Tearful Montes tells family: ' I know you cannot forgive me'

Francisco Arce Montes, the Spaniard accused of murdering the Cornish schoolgirl Caroline Dickinson, broke down in tears yesterday and told her family he knows they can never forgive him. The 54-year-old waiter, who admits sexually assaulting Caroline but denies her murder, had remained impassive throughout the first three days of his trial.

Francisco Arce Montes, the Spaniard accused of murdering the Cornish schoolgirl Caroline Dickinson, broke down in tears yesterday and told her family he knows they can never forgive him. The 54-year-old waiter, who admits sexually assaulting Caroline but denies her murder, had remained impassive throughout the first three days of his trial.

Despite listening to horrific details of how the 13-year-old was suffocated while she was molested in a youth hostel eight years ago, Mr Montes restricted himself to single-word answers and vague explanations of his actions the night she died, in the Breton village of Pleine Fougères in July 1996.

But as a statement was read out from Mr Montes's mother disavowing her son as he was questioned about his childhood, on the fourth day of proceedings, the slight defendant, claimed to be suffering from "mental anorexia", broke down.

Benigna Montes Moro, who ran a grocery store in the northern Spanish city of Gijon where Mr Montes grew up, said she was "repulsed" by her son and would rather sleep on the streets than share a home with him.

The session at the Cour d'Assises in Rennes, north-west France, was briefly adjourned until Mr Montes returned and was challenged to account for what happened to Caroline to her parents, John and Sue, and her 19-year-old sister, Jenny.

He said: "I understand the gravity of what I did. I know that the Dickinson family will never forgive me. I know that from the moment they lost their daughter, their life was totally different but I have nothing else to say." After further intense questioning, Mr Montes, who was sitting less than five metres from the Dickinsons in the courtroom, put his head in his hands once more. He said: "Excuse me for these tears, because in this room I'm not the victim."

The judge conducting the trial, due to end tomorrow, dedicated proceedings to revealing more about the past of Mr Montes, whose record of sexual attacks stretches back 30 years, and includes one jail sentence for rape.

Jurors heard a statement given to police by Mr Montes after he was extradited to France from the US and arrested for Caroline's murder. Speaking in Spanish through a translator, Mr Montes said: "I don't consider I had a happy childhood. My friends made fun of me and beat me. I don't remember why."

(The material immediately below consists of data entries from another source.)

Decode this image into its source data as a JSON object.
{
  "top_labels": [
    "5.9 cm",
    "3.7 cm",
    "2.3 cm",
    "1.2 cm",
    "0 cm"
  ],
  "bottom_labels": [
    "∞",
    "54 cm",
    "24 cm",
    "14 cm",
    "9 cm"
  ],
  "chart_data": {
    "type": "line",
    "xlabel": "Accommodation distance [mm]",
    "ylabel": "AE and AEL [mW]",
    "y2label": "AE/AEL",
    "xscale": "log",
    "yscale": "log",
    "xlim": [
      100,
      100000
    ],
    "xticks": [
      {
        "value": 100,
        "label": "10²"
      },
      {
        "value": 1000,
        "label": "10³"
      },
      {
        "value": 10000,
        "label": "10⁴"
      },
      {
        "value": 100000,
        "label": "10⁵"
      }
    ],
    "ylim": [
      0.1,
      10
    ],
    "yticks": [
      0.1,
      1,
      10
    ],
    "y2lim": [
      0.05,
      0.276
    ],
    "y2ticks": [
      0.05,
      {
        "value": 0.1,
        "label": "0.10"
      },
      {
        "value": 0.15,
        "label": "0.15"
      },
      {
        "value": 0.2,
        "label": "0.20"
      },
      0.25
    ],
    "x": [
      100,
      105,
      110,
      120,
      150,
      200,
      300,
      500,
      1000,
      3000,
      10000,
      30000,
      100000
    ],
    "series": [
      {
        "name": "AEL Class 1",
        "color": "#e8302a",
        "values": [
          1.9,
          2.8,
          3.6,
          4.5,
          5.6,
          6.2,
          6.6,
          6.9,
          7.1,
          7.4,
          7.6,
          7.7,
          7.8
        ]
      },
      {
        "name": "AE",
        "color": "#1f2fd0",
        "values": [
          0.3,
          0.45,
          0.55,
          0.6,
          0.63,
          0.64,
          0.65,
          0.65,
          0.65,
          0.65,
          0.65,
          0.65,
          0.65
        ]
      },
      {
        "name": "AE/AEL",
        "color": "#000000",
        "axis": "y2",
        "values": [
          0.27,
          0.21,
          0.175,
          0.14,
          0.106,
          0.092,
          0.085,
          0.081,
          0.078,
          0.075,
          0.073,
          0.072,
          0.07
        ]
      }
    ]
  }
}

The Spaniard said a "bad feeling" in his family had had a negative impact on his schooling and subsequent lifestyle. He said: "My mother never looked after me, unlike my father. She gave everything to my sister."

Mrs Montes admitted a difficult relationship with her son. She said: "Something like an allergy stopped me going into his room. I always felt a certain repulsion there."

The court was told that after psychiatric treatment when he was 20, Mr Montes spent much of the next decade travelling Europe, financed by his father. The statement also contained an admission from the Spaniard that he became a benefit fraudster while working in hotels in Britain between 1993 and 1997.

He said: "I got sciatica but the [British] government gave me money. I left London in 1997 having taken money out of my bank because I was getting unemployment benefit even though I was working. They wanted to look into my account but I refused."

The court later heard of the 15-year relationship between Mr Montes and Christine Le Menes, a French teacher he met in a Dutch youth hostel when he was 29 or 30. Police had investigated suggestions that the Spaniard broke into her room and woke her as he assaulted her.

But Mr Montes said his meeting with her was consenting and his first sexual experience. He said: "I went into Christine Le Menes's room because she allowed me to. If she says the opposite, it's because she read the papers. She said I wanted to hurt her, but this is her imagination." The court was told the couple had a son, now 22, but they had split up. The case continues.